The Los Angeles City Attorney’s office reports that the Western States Petroleum Association is threatening to sue over a proposed ban on well stimulation techniques like hydraulic fracturing. But city council members behind the effort say they’ll keep pushing for the moratorium.
Almost a year ago, the Los Angeles City council voted to temporarily ban fracking in Los Angeles. The motion directed LA’s city attorney and the Department of City Planning to report back on how to do it.
Then last fall, a city planning report recommending against a moratorium put a wrench in the works. The planning department concluded that it lacked the necessary oil and gas expertise to develop a ban, and even if city officials found a consultant to help, federal and state rules would possibly trump it.
Now the city attorney has requested closed session meetings with two council committees, Energy and the Environment, and the Planning and Land Use Management Committee after a telephone call from WSPA during the week of January 6.
Still, the two LA city council members who proposed the ban say they are standing by it.
"I remain firmly committed to getting a moratorium approved by the Council so we can prevent unconventional oil and gas drilling like fracking in LA neighborhoods, unless it can be proven safe,” said Mike Bonin, whose Council District 11 covers much of the city’s west side. “Threats and scare tactics from the oil industry are not good reasons to neglect our responsibility to protect health, safety and property in our neighborhoods."
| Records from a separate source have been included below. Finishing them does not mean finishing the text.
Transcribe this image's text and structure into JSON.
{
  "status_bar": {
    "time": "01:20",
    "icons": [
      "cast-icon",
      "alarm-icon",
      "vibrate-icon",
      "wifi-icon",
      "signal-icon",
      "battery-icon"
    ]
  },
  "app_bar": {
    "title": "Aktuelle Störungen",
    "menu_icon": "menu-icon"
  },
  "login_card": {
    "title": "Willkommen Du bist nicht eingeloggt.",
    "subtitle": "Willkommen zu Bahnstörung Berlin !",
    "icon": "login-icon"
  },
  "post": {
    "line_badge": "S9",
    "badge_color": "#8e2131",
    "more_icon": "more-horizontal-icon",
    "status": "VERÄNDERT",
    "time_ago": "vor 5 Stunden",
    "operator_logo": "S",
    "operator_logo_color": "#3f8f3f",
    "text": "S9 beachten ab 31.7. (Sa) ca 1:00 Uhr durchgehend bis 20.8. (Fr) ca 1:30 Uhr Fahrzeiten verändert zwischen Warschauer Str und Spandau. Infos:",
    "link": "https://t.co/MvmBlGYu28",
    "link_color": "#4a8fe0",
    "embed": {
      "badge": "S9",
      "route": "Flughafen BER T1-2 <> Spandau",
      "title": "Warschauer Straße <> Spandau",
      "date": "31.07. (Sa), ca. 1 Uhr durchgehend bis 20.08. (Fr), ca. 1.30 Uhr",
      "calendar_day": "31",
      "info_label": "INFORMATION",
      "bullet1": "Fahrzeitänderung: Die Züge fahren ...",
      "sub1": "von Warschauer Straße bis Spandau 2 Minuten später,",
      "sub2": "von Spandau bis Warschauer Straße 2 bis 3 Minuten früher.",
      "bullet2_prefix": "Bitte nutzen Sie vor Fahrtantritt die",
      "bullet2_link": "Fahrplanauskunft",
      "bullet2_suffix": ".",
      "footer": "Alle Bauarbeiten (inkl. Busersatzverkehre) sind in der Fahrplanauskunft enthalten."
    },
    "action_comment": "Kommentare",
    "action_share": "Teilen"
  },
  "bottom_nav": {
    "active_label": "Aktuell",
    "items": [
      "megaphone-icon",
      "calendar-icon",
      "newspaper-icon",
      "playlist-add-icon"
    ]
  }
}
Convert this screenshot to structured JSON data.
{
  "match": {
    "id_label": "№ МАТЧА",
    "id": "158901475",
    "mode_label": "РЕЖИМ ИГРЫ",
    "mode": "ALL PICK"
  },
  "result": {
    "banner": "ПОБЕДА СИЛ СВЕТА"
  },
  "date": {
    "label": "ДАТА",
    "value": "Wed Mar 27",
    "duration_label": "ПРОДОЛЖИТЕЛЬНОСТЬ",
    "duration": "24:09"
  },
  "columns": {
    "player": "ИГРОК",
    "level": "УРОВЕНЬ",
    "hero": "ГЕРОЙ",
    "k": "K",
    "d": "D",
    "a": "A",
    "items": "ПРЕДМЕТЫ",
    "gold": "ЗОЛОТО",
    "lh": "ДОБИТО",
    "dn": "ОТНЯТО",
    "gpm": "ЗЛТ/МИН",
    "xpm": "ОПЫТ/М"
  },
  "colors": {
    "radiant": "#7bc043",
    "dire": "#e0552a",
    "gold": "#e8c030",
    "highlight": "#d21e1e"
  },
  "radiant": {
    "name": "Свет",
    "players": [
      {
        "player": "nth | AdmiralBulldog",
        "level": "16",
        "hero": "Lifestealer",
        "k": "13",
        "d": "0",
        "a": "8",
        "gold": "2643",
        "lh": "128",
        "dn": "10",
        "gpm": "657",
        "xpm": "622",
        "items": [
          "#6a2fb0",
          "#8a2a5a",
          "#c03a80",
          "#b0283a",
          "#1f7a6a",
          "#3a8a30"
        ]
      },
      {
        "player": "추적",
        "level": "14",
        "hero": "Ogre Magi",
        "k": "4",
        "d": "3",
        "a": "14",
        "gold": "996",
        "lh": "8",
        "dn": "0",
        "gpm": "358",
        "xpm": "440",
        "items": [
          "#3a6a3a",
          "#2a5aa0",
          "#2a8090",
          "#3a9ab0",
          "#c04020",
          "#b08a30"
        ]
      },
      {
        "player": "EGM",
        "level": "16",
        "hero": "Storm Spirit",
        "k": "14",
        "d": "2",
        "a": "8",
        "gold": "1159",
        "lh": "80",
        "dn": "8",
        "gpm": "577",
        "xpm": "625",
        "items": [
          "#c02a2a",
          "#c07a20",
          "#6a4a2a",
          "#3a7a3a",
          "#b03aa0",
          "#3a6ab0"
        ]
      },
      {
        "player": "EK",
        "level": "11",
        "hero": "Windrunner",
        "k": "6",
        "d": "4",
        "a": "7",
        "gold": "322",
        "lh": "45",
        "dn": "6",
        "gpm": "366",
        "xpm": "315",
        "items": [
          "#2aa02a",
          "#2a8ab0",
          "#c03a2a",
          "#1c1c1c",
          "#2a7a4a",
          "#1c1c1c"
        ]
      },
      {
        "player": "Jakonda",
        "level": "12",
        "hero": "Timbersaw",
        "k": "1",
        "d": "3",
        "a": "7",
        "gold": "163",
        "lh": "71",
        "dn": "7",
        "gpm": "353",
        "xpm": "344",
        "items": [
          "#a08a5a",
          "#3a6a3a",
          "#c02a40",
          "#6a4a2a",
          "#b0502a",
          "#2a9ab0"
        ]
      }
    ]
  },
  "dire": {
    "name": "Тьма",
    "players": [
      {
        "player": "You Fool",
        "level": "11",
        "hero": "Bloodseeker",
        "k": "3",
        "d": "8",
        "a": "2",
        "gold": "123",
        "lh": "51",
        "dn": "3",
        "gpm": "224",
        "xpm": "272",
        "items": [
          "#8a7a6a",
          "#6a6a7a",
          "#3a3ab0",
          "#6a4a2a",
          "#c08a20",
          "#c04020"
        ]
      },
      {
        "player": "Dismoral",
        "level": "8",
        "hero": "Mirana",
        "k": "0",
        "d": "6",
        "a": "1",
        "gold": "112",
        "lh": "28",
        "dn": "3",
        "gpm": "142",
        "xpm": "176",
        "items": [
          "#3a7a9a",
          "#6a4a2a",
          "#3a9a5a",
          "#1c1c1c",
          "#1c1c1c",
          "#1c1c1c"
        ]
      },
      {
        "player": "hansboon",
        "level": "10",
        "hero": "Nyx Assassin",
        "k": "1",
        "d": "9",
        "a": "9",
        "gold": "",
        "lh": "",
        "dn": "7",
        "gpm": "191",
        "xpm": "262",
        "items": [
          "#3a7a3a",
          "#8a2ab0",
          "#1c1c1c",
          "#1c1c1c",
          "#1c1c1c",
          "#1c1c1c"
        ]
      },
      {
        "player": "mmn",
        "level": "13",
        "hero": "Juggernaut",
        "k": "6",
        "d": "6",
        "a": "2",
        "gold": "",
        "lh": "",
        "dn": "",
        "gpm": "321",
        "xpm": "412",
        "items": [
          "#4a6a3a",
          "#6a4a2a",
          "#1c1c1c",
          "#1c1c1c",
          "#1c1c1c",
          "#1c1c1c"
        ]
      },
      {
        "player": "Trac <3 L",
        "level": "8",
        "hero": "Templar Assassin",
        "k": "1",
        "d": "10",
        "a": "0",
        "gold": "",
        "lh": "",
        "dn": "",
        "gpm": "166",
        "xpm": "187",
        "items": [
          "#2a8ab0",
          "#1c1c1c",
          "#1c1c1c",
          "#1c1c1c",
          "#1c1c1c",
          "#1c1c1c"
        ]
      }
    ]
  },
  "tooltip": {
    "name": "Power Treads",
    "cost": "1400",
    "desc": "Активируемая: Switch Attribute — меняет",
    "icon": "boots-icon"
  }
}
Councilman Paul Koretz, who represents the San Fernando Valley, Bel Air and Hollywood also decried the possibility of a lawsuit. “I stand behind both a local moratorium on fracking, as well as statewide and countrywide moratoriums, no matter how many threats we receive from the oil and gas industry.”
According to data gathered by regional air regulators, no wells within city limits were subjected to fracking last year, though some underwent other so-called well stimulation methods like shooting acid down a wellbore to loosen trapped oil and gas.